La classe politica giapponese, intanto, si sta dimostrando incapace di avviare speditamente una riforma severa e radicale del sistema bancario e di intraprendere adeguate misure fiscali in grado di stimolare l'economia; e questo significa che per molti mesi, forse fino alla metà del prossimo anno, la seconda potenza economica del mondo non potrà nemmeno incominciare a fungere da motore per la ripresa in Asia.

Il disastro economico in Russia è stato scatenato in gran parte, com'è ovvio, dall'effetto domino della crisi asiatica: numerosi grandi investitori internazionali hanno effettuato analisi approfondite su diverse economie di mercato emergenti (in Russia, ma anche in paesi come il Sudafrica, il Brasile e il Messico), ne hanno ricavato inquietanti parallelismi, e se ne sono tirati fuori. Ma la crisi russa non è esclusivamente economica: è anche il risultato di una paralisi politica all'interno di un'economia dominata dalla mafia, una crisi che rimarrà ingovernabile fino a quando si continuerà a proteggere una classe dominante che esporta capitali all'estero per il proprio profitto personale, e fino a quando i nostalgici del comunismo sovietico continueranno a fare la guerra a un Boris Eltsin ormai screditato, il quale non ha fatto altro che cambiare primi ministri e consiglieri con la stessa frequenza con cui la gente comune si cambia la camicia.

Stando così le cose, Wall Street continuerà a mostrarsi inconsistente e le borse dell'Europa e dell'Asia manterranno il loro andamento altalenante, secondo un modello che riflette la natura interdipendente dei mercati, in questo scorcio di secolo dominato dalla globalizzazione.

Mi rendo conto di aver tracciato un quadro piuttosto cupo, ma sono convinto di essere stato realistico. Intediamoci: la mia non è la previsione di una depressione globale; sono convinto però che andiamo incontro a un periodo durissimo, in cui l'uragano finanziario internazionale provocherà danni più o meno collaterali in tutta l'Europa, Italia compresa. Il solo interrogativo riguarda l'entità di tali danni.
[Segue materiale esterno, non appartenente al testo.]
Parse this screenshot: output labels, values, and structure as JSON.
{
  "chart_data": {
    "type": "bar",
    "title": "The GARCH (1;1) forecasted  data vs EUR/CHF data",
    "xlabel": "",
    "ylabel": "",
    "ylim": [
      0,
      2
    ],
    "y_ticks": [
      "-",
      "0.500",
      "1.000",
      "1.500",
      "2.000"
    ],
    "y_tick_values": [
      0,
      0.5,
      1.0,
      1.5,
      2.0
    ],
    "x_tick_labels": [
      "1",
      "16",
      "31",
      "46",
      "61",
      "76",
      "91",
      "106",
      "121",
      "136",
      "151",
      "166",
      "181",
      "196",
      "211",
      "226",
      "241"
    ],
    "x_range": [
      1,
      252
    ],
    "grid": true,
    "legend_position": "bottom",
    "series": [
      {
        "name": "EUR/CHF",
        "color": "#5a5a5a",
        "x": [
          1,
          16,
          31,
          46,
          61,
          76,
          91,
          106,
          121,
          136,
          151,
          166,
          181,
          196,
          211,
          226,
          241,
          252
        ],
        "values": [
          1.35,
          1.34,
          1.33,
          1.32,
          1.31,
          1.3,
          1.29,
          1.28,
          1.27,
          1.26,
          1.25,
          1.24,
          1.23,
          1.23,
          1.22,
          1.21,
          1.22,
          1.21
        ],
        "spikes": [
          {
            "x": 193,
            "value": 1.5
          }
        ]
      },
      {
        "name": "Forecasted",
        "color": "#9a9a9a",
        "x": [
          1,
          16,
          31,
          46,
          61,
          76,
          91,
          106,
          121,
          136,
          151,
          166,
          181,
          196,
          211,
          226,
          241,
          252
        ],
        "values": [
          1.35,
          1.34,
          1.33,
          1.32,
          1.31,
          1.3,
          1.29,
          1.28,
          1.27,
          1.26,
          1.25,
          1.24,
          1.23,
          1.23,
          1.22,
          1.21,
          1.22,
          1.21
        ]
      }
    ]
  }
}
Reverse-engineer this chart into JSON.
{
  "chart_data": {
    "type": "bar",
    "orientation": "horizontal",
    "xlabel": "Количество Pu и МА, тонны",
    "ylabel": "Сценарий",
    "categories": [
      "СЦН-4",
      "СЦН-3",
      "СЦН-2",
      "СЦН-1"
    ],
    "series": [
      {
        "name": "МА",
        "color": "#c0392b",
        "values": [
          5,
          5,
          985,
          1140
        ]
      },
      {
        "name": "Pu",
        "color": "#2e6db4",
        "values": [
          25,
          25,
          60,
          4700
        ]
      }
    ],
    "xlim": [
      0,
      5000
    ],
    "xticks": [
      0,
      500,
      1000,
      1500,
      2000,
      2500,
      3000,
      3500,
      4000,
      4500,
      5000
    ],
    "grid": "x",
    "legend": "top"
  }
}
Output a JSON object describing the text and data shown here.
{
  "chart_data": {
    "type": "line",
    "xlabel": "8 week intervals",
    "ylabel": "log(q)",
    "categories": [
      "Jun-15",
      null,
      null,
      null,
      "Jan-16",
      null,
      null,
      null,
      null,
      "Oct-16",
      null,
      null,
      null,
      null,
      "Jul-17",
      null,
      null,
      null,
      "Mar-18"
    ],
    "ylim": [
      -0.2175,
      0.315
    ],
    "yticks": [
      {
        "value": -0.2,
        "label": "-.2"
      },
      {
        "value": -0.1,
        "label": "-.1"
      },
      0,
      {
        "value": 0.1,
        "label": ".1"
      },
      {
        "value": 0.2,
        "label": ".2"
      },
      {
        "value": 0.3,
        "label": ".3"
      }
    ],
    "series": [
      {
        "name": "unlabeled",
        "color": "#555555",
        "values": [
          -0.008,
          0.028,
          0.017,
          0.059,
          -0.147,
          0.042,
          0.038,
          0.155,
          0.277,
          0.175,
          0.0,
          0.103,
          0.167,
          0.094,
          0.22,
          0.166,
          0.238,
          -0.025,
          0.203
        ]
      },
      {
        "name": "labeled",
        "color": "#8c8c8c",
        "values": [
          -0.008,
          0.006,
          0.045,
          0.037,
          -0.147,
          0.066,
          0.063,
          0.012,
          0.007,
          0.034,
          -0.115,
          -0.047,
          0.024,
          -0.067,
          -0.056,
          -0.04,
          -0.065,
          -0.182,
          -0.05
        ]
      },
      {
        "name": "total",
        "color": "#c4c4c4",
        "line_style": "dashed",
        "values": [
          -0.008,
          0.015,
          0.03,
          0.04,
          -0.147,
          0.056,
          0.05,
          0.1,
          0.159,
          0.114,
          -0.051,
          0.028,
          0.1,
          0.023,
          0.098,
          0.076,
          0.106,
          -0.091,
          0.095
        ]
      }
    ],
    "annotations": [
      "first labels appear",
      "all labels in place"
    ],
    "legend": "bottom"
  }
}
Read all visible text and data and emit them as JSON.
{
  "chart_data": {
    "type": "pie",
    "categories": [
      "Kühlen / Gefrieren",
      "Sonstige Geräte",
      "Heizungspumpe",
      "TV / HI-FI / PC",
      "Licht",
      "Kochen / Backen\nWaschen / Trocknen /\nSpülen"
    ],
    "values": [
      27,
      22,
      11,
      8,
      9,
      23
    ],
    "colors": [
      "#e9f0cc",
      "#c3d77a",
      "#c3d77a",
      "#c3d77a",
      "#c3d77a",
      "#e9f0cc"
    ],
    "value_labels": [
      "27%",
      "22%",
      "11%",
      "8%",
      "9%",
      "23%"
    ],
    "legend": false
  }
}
Il mio consiglio ai lettori di Caffè Europa è questo: seguite attentamente le vicende delle prossime settimane. Vedrete e sentirete molti leader politici europei e americani che cercheranno di calmare, di attenuare, di ricostruire e recuperare fiducia, di controbilanciare il pessimismo degli investitori spaventati.

Ignorate le loro parole. Non serviranno ad abbreviare la crisi. Ma se incomincerete a vedere le principali banche centrali europee e americane ridurre i tassi di interesse per contribuire a disperdere le nubi, allora siete autorizzati a sperare. Abbassare i tassi di interesse sarebbe un modo intelligente di difendere e stimolare la crescita. Ma finché ciò non accade, allacciate le cinture di sicurezza. Siamo ancora sulle montagne russe.